More than three years after its original filing, Apple has finally been granted an iPhone patent that could potentially see the touchscreen smartphone market become much more monopolized.
With US patent number 7966578, Apple has been awarded control over “[a] computer-implemented method, for use in conjunction with a portable multifunction device with a touch screen display, [that] comprises displaying a portion of page content, including a frame displaying a portion of frame content and also including other content of the page, on the touch screen display”. Basically, the patent gives Apple full ownership of “capacitive multitouch interface”–the touchscreen interface commonly used by smartphone manufacturers–which is the way you would navigate yourself around a touchscreen while using other multitouch gestures (for instance, scrolling around a webpage with a finger, while also being able to use a two-finger touch on an embedded frame on the page).
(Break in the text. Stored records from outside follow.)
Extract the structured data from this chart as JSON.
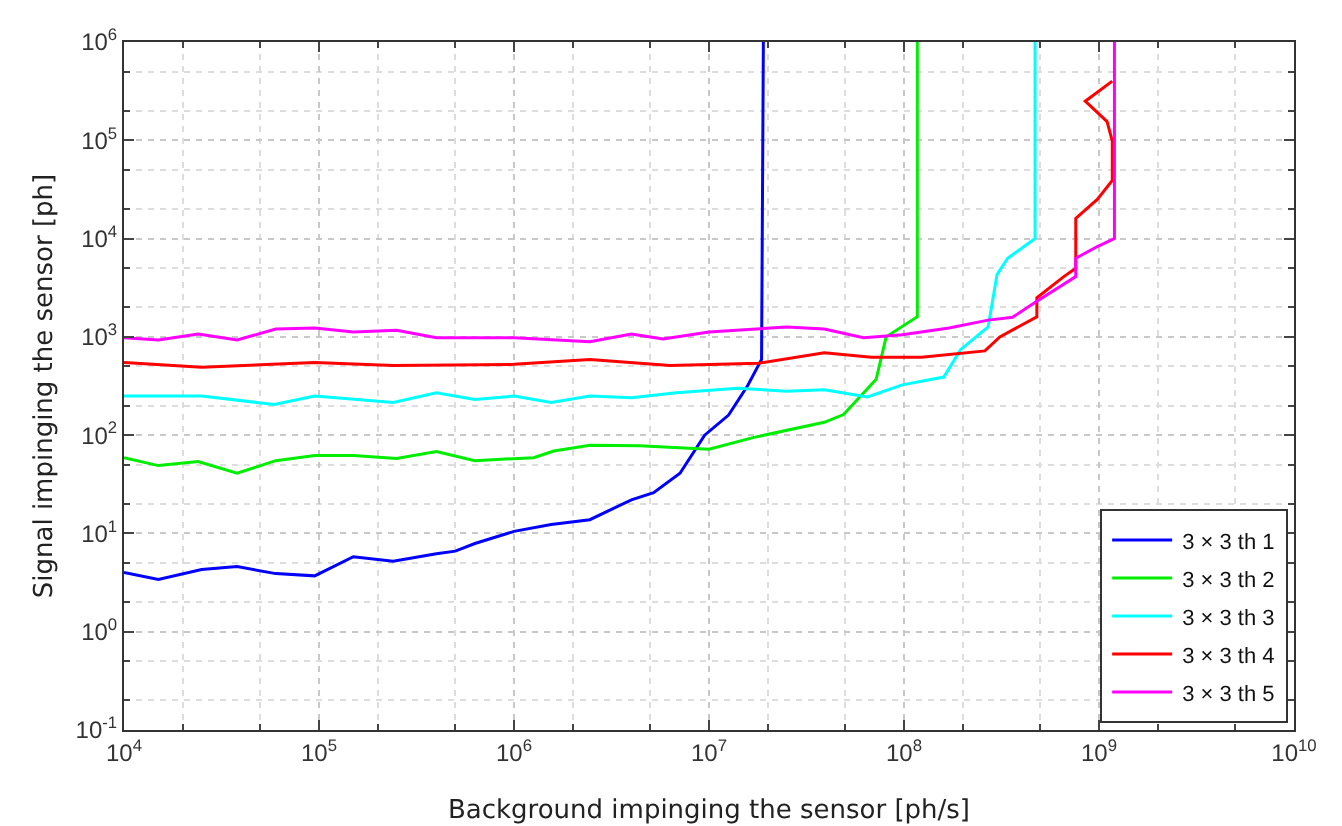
{
  "chart_data": {
    "type": "line",
    "xlabel": "Background impinging the sensor [ph/s]",
    "ylabel": "Signal impinging the sensor [ph]",
    "log": "xy",
    "grid": true,
    "legend": "bottom right",
    "marker": "none",
    "line_style": "solid",
    "xlim": [
      10000,
      10000000000
    ],
    "ylim": [
      0.1,
      1000000
    ],
    "xticks": [
      {
        "value": 10000,
        "label": "10$^{4}$"
      },
      {
        "value": 100000,
        "label": "10$^{5}$"
      },
      {
        "value": 1000000,
        "label": "10$^{6}$"
      },
      {
        "value": 10000000,
        "label": "10$^{7}$"
      },
      {
        "value": 100000000,
        "label": "10$^{8}$"
      },
      {
        "value": 1000000000,
        "label": "10$^{9}$"
      },
      {
        "value": 10000000000,
        "label": "10$^{10}$"
      }
    ],
    "yticks": [
      {
        "value": 0.1,
        "label": "10$^{-1}$"
      },
      {
        "value": 1,
        "label": "10$^{0}$"
      },
      {
        "value": 10,
        "label": "10$^{1}$"
      },
      {
        "value": 100,
        "label": "10$^{2}$"
      },
      {
        "value": 1000,
        "label": "10$^{3}$"
      },
      {
        "value": 10000,
        "label": "10$^{4}$"
      },
      {
        "value": 100000,
        "label": "10$^{5}$"
      },
      {
        "value": 1000000,
        "label": "10$^{6}$"
      }
    ],
    "series": [
      {
        "name": "3 × 3 th 1",
        "color": "#0000ff",
        "x": [
          10000,
          15000,
          25000,
          38000,
          60000,
          95000,
          150000,
          240000,
          400000,
          500000,
          630000,
          1000000,
          1550000,
          2450000,
          3200000,
          4000000,
          5200000,
          7100000,
          9500000,
          12600000,
          15800000,
          18600000,
          19000000
        ],
        "values": [
          4,
          3.4,
          4.3,
          4.6,
          3.9,
          3.7,
          5.8,
          5.2,
          6.2,
          6.6,
          7.9,
          10.5,
          12.3,
          13.8,
          17.8,
          22,
          26,
          41,
          100,
          160,
          320,
          590,
          1000000
        ]
      },
      {
        "name": "3 × 3 th 2",
        "color": "#00ee00",
        "x": [
          10000,
          15000,
          24000,
          38000,
          60000,
          95000,
          150000,
          250000,
          400000,
          630000,
          1260000,
          1600000,
          2450000,
          4400000,
          10000000,
          17000000,
          39000000,
          49000000,
          72000000,
          81000000,
          117000000,
          117000000
        ],
        "values": [
          59,
          49,
          54,
          41,
          55,
          62,
          62,
          58,
          68,
          55,
          59,
          69,
          79,
          78,
          72,
          95,
          135,
          162,
          370,
          1000,
          1600,
          1000000
        ]
      },
      {
        "name": "3 × 3 th 3",
        "color": "#00ffff",
        "x": [
          10000,
          25000,
          59000,
          95000,
          240000,
          400000,
          630000,
          1000000,
          1550000,
          2450000,
          4000000,
          6800000,
          14000000,
          25000000,
          39000000,
          65000000,
          98000000,
          160000000,
          195000000,
          270000000,
          300000000,
          340000000,
          470000000,
          470000000
        ],
        "values": [
          250,
          250,
          205,
          250,
          215,
          270,
          230,
          250,
          215,
          250,
          240,
          270,
          300,
          280,
          290,
          245,
          325,
          390,
          740,
          1260,
          4300,
          6300,
          10000,
          1000000
        ]
      },
      {
        "name": "3 × 3 th 4",
        "color": "#ff0000",
        "x": [
          10000,
          25000,
          95000,
          240000,
          1000000,
          2450000,
          6300000,
          18000000,
          39000000,
          68000000,
          123000000,
          260000000,
          310000000,
          480000000,
          480000000,
          660000000,
          760000000,
          760000000,
          980000000,
          1170000000,
          1170000000,
          1100000000,
          850000000,
          1170000000
        ],
        "values": [
          550,
          490,
          550,
          510,
          525,
          590,
          510,
          540,
          690,
          620,
          620,
          720,
          1000,
          1600,
          2500,
          4100,
          5000,
          16000,
          25000,
          39000,
          98000,
          155000,
          250000,
          400000
        ]
      },
      {
        "name": "3 × 3 th 5",
        "color": "#ff00ff",
        "x": [
          10000,
          15000,
          24000,
          38000,
          60000,
          95000,
          150000,
          250000,
          400000,
          1000000,
          2450000,
          4000000,
          5800000,
          10000000,
          25000000,
          39000000,
          62000000,
          98000000,
          170000000,
          270000000,
          360000000,
          480000000,
          760000000,
          760000000,
          980000000,
          1200000000,
          1200000000
        ],
        "values": [
          980,
          930,
          1070,
          930,
          1200,
          1230,
          1120,
          1170,
          980,
          980,
          890,
          1070,
          950,
          1120,
          1260,
          1200,
          980,
          1050,
          1230,
          1480,
          1580,
          2300,
          4100,
          6300,
          8300,
          10000,
          1000000
        ]
      }
    ]
  }
}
In fact, the patent is so broad, it could even affect makers of tablets and music players with particular touchscreens.
According to one source speaking to PC Mag, Apple could use this to “bully” other companies such as HTC, Samsung, Motorola and Nokia by using yet more lawsuits to stamp out competition. What’s more, one patent expert believes that the highly-detailed file could make it quite hard to create a good competitor to the iPhone, therefore stifling innovation.
However, this doesn’t necessarily mean the end of a rich and varied touchscreen cellphone market, as the above statement is more worst case scenario. It all depends how Apple uses this patent against its competitors. Should Apple decide to take a company to the courts over the patent infringement, it would have to prove that the multitouch interface was a direct copy of its own. It’s pretty doubtful big companies such as HTC would go and fully copy the iPhone’s touchscreen, characteristic-for-characteristic.
More likely, though, Apple and other companies will deal with the new patent out-of-court by essentially licensing the technology–every company that wants to use a setup like the iPhone and iPad would pay Apple a cash sum to lease the rights.
There is also a chance that, if Apple does prefer to be particularly hostile and take various companies on over infringements rather than offer licenses, the courts could rule that in the public interest the patent be revoked. If that was a possibility, it makes one wonder if there was any point in granting the patent after all this time anyway.